I have the Coco Nogles surf Challenge as well, a surf comp with Red Bull and Hurley for young surfers in Puerto Escondido. This is the 5th year and will be the last year of this contest as RedBull told me this has been a great event but they want to focus on the AHAVA project and really make it something next year.
Last year I could only get 15 boards to giveaway and I searched for the 15 who most needed it. This year we will giveaway 25 boards, between Share the Stoke Foundation (10 boards) from Firewire. Bob from Millennium promises 10 boards and me and my sponsors, 5 boards. I have to solicit product from the States and luckily Red Bull will help with the airfare. Then in 2015 they will get really involved and the project should grow massively.
Sourcing Mexican boards/materials is still tough?
There are hardly any shapers in Mexico and no production of quality blanks. There is only one shaper in Puerto Escondido using imported materials which makes it very expensive. It is very difficult and kind of a pain in the arse to get things shipped in as everything come in from outside so you have to get it through customs etc. It is not easy.
Perhaps Red Bull should setup foam production in Mexico?
Ha, yeah, exactly. They are going to get much more involved. But anyone can give away a surfboard and at AHAVA we are not just about giving things away. One of the most important things is me sharing the time with them, sharing my story and motivating them to believe that they can make it even if they are poor.
You have a particular emotional attachment here because you were offered similar help when you were younger?

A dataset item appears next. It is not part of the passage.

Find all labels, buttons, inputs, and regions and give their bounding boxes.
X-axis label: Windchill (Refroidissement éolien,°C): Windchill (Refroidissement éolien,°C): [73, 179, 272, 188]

Of course. When I was a kid i was on the street. I had to work and I had to do a lot to survive. But at the same time I had people helping me and I think that is why I am doing it today. Everyone is putting a bit of themselves into this project, teaching the kids to believe in themselves. I’m not superman but when I was a kid someone told me surfing would change my life and to work hard. And that is the message I give to them: work hard and never give up, even if it takes a long time.